Ex-Hadera deputy mayor gets 6 months' community service

Court sentences Shmuel “Sami” Levy after convicted of consensual prohibited sex, attempted assault, breach of trust, abuse of power, fraud.

311_gavel (photo credit: Ariel Jerozolimski)
311_gavel
(photo credit: Ariel Jerozolimski)
The Haifa District Court sentenced former Hadera deputy mayor Shmuel “Sami” Levy to six months of community service on Sunday, following his conviction in a plea bargain last week for consensual prohibited sex, attempted assault, breach of trust and abuse of power and fraud.
The court also sentenced Levy, the former leader of Shas’s Hadera branch, to a further eight months’ probation and ordered him to pay compensation totaling NIS 25,000 to the three plaintiffs in the case.
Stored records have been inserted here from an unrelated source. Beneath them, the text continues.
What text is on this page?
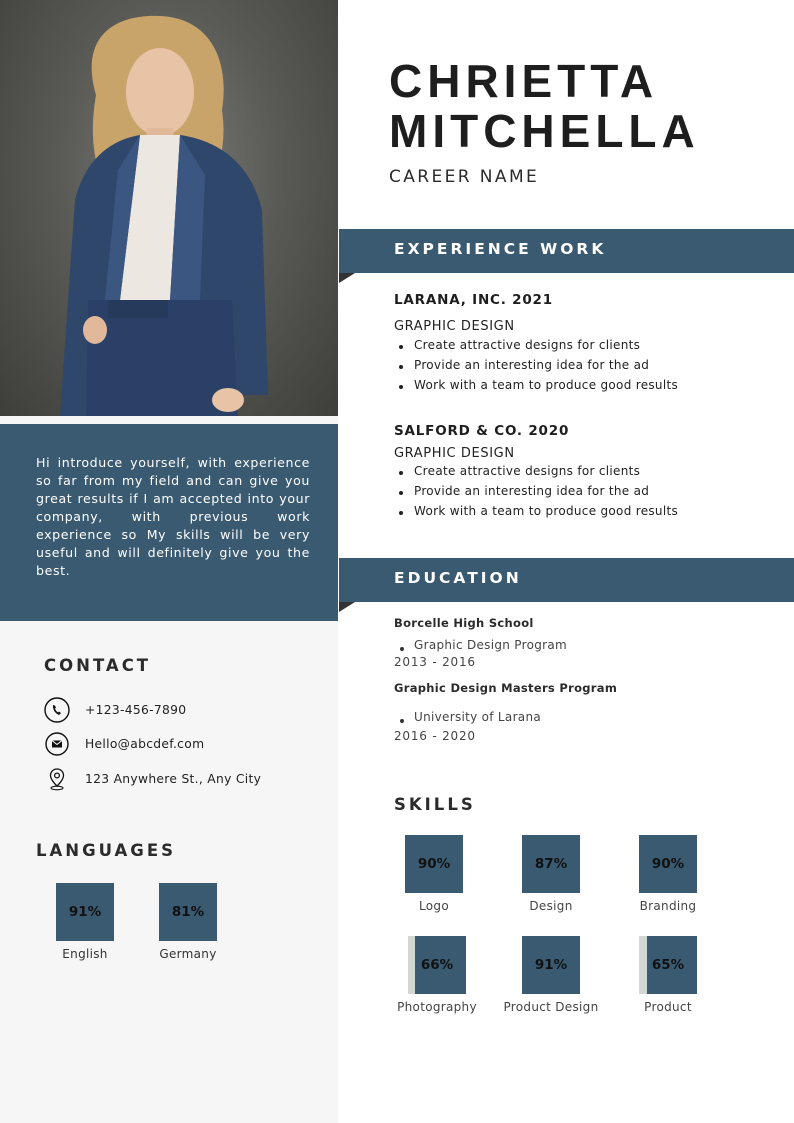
Hi introduce yourself, with experience so far from my field and can give you great results if I am accepted into your company, with previous work experience so My skills will be very useful and will definitely give you the best.

CONTACT
+123-456-7890
Hello@abcdef.com
123 Anywhere St., Any City
LANGUAGES
91%
English
81%
Germany
CHRIETTA
MITCHELLA
CAREER NAME
EXPERIENCE WORK
LARANA, INC. 2021
GRAPHIC DESIGN
Create attractive designs for clients
Provide an interesting idea for the ad
Work with a team to produce good results
SALFORD & CO. 2020
GRAPHIC DESIGN
Create attractive designs for clients
Provide an interesting idea for the ad
Work with a team to produce good results
EDUCATION
Borcelle High School
Graphic Design Program
2013 - 2016
Graphic Design Masters Program
University of Larana
2016 - 2020
SKILLS
90%
Logo
87%
Design
90%
Branding
66%
Photography
91%
Product Design
65%
Product
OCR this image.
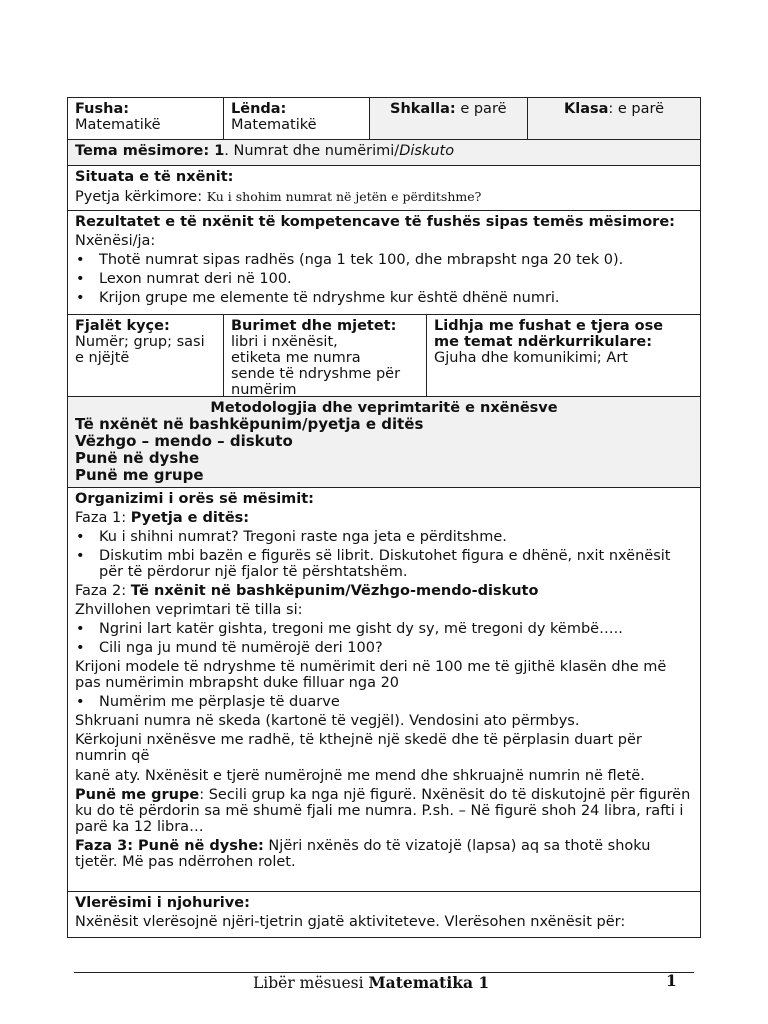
Fusha:
Matematikë
Lënda:
Matematikë
Shkalla: e parë	Klasa: e parë
Tema mësimore: 1. Numrat dhe numërimi/Diskuto
Situata e të nxënit:
Pyetja kërkimore: Ku i shohim numrat në jetën e përditshme?
Rezultatet e të nxënit të kompetencave të fushës sipas temës mësimore:
Nxënësi/ja:
• Thotë numrat sipas radhës (nga 1 tek 100, dhe mbrapsht nga 20 tek 0).
• Lexon numrat deri në 100.
• Krijon grupe me elemente të ndryshme kur është dhënë numri.
Fjalët kyçe:
Numër; grup; sasi e njëjtë
Burimet dhe mjetet:
libri i nxënësit,
etiketa me numra
sende të ndryshme për
numërim
Lidhja me fushat e tjera ose me temat ndërkurrikulare:
Gjuha dhe komunikimi; Art
Metodologjia dhe veprimtaritë e nxënësve
Të nxënët në bashkëpunim/pyetja e ditës
Vëzhgo – mendo – diskuto
Punë në dyshe
Punë me grupe
Organizimi i orës së mësimit:
Faza 1: Pyetja e ditës:
• Ku i shihni numrat? Tregoni raste nga jeta e përditshme.
• Diskutim mbi bazën e figurës së librit. Diskutohet figura e dhënë, nxit nxënësit për të përdorur një fjalor të përshtatshëm.
Faza 2: Të nxënit në bashkëpunim/Vëzhgo-mendo-diskuto
Zhvillohen veprimtari të tilla si:
• Ngrini lart katër gishta, tregoni me gisht dy sy, më tregoni dy këmbë…..
• Cili nga ju mund të numërojë deri 100?
Krijoni modele të ndryshme të numërimit deri në 100 me të gjithë klasën dhe më pas numërimin mbrapsht duke filluar nga 20
• Numërim me përplasje të duarve
Shkruani numra në skeda (kartonë të vegjël). Vendosini ato përmbys.
Kërkojuni nxënësve me radhë, të kthejnë një skedë dhe të përplasin duart për numrin që
kanë aty. Nxënësit e tjerë numërojnë me mend dhe shkruajnë numrin në fletë.
Punë me grupe: Secili grup ka nga një figurë. Nxënësit do të diskutojnë për figurën ku do të përdorin sa më shumë fjali me numra. P.sh. – Në figurë shoh 24 libra, rafti i parë ka 12 libra…
Faza 3: Punë në dyshe: Njëri nxënës do të vizatojë (lapsa) aq sa thotë shoku tjetër. Më pas ndërrohen rolet.
Vlerësimi i njohurive:
Nxënësit vlerësojnë njëri-tjetrin gjatë aktiviteteve. Vlerësohen nxënësit për:
Libër mësuesi Matematika 1	1
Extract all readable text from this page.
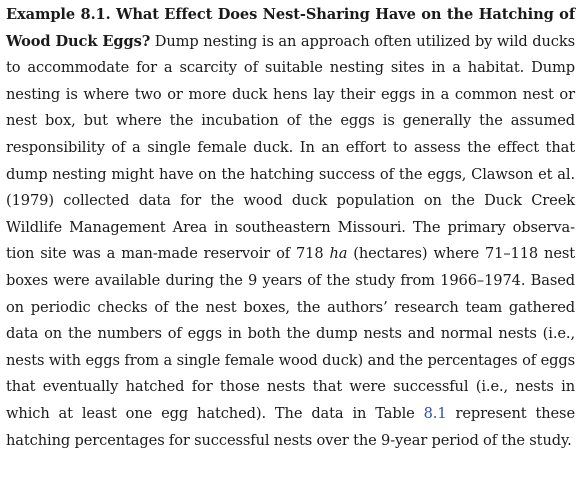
Example 8.1. What Effect Does Nest-Sharing Have on the Hatching of Wood Duck Eggs? Dump nesting is an approach often utilized by wild ducks to accommodate for a scarcity of suitable nesting sites in a habitat. Dump nesting is where two or more duck hens lay their eggs in a common nest or nest box, but where the incubation of the eggs is generally the assumed responsibility of a single female duck. In an effort to assess the effect that dump nesting might have on the hatching success of the eggs, Clawson et al. (1979) collected data for the wood duck population on the Duck Creek Wildlife Management Area in southeastern Missouri. The primary observation site was a man-made reservoir of 718 ha (hectares) where 71–118 nest boxes were available during the 9 years of the study from 1966–1974. Based on periodic checks of the nest boxes, the authors’ research team gathered data on the numbers of eggs in both the dump nests and normal nests (i.e., nests with eggs from a single female wood duck) and the percentages of eggs that eventually hatched for those nests that were successful (i.e., nests in which at least one egg hatched). The data in Table 8.1 represent these hatching percentages for successful nests over the 9-year period of the study.
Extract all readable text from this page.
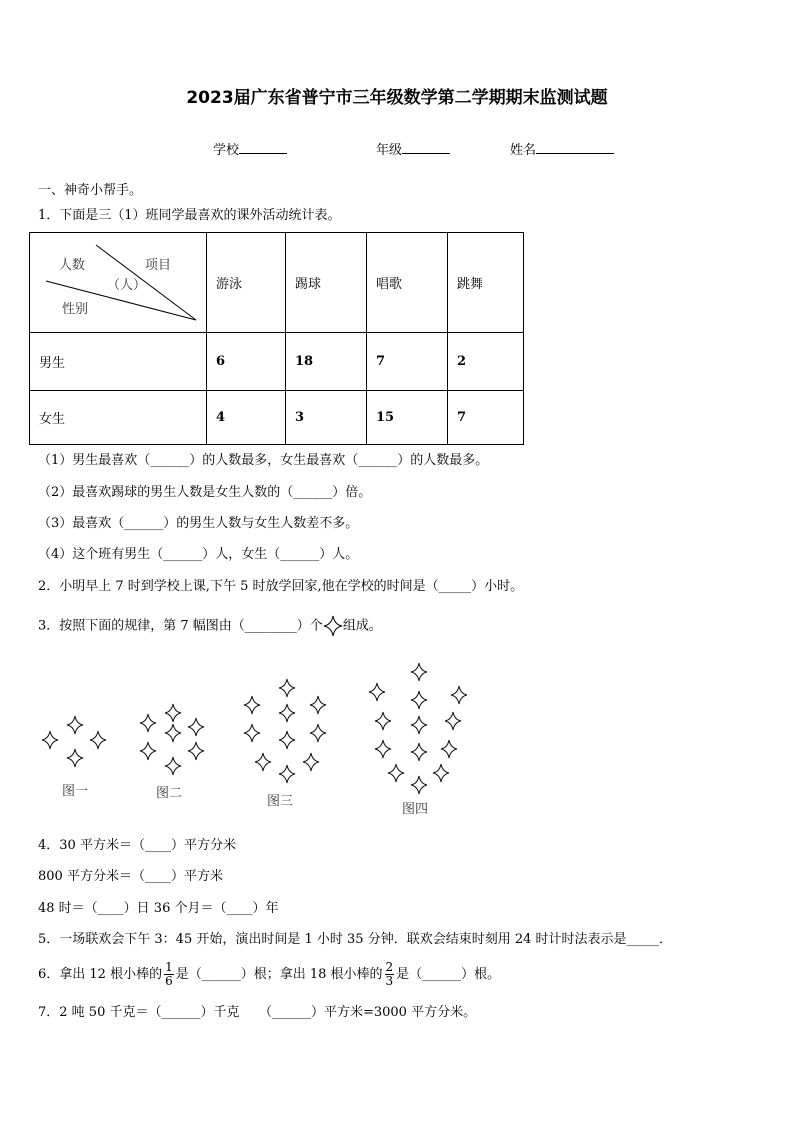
2023届广东省普宁市三年级数学第二学期期末监测试题
学校	年级	姓名
一、神奇小帮手。
1．下面是三（1）班同学最喜欢的课外活动统计表。
人数
（人）
项目
性别	游泳	踢球	唱歌	跳舞
男生	6	18	7	2
女生	4	3	15	7
（1）男生最喜欢（______）的人数最多，女生最喜欢（______）的人数最多。
（2）最喜欢踢球的男生人数是女生人数的（______）倍。
（3）最喜欢（______）的男生人数与女生人数差不多。
（4）这个班有男生（______）人，女生（______）人。
2．小明早上 7 时到学校上课,下午 5 时放学回家,他在学校的时间是（_____）小时。
3．按照下面的规律，第 7 幅图由（________）个 组成。
图一	图二
图三
图四
4．30 平方米＝（____）平方分米
800 平方分米＝（____）平方米
48 时＝（____）日 36 个月＝（____）年
5．一场联欢会下午 3：45 开始，演出时间是 1 小时 35 分钟．联欢会结束时刻用 24 时计时法表示是_____．
6．拿出 12 根小棒的 $\frac{1}{6}$ 是（______）根；拿出 18 根小棒的 $\frac{2}{3}$ 是（______）根。
7．2 吨 50 千克＝（______）千克　　（______）平方米=3000 平方分米。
Levy was originally indicted in February on charges of rape and performing an obscene act as well as a string of corruption offenses including fraud and accepting bribes.
The prosecution charged that Levy had raped three women who had approached him on matters relating to his office as deputy mayor.
However, in a plea bargain struck last week, the charge of rape was replaced with the lesser charge of consensual prohibited sex.
In accepting the lesser charge, the court had noted that no violence had been involved.
In sentencing Levy, Judge Ron Shapira wrote that the former official had abused his position of public trust and brought disgrace on the office of deputy mayor.
“Violations of integrity in public service are crimes that, by their very nature, bring disgrace. This is a case of exploiting power and exploiting a position that had been entrusted to a deputy by the public. The official violated the trust that had been placed in him to serve the public, and used his position of power in a way that harmed the public,” Shapira wrote.
“This is a case of exploiting power and position on the one hand, and exploiting the economic dependence of the victim of the crime by a deputy public official on the other. The disgracefulness of these acts is clear and distinct.”
In discussing his acceptance of the plea bargain, Shapira wrote: “There is no doubt that if it were not for the hearing in the framework of the plea bargain, the defendant would have deserved a far harsher punishment.”
Levy will carry out his community service at the Meir Panim public service institute in Or Akiva.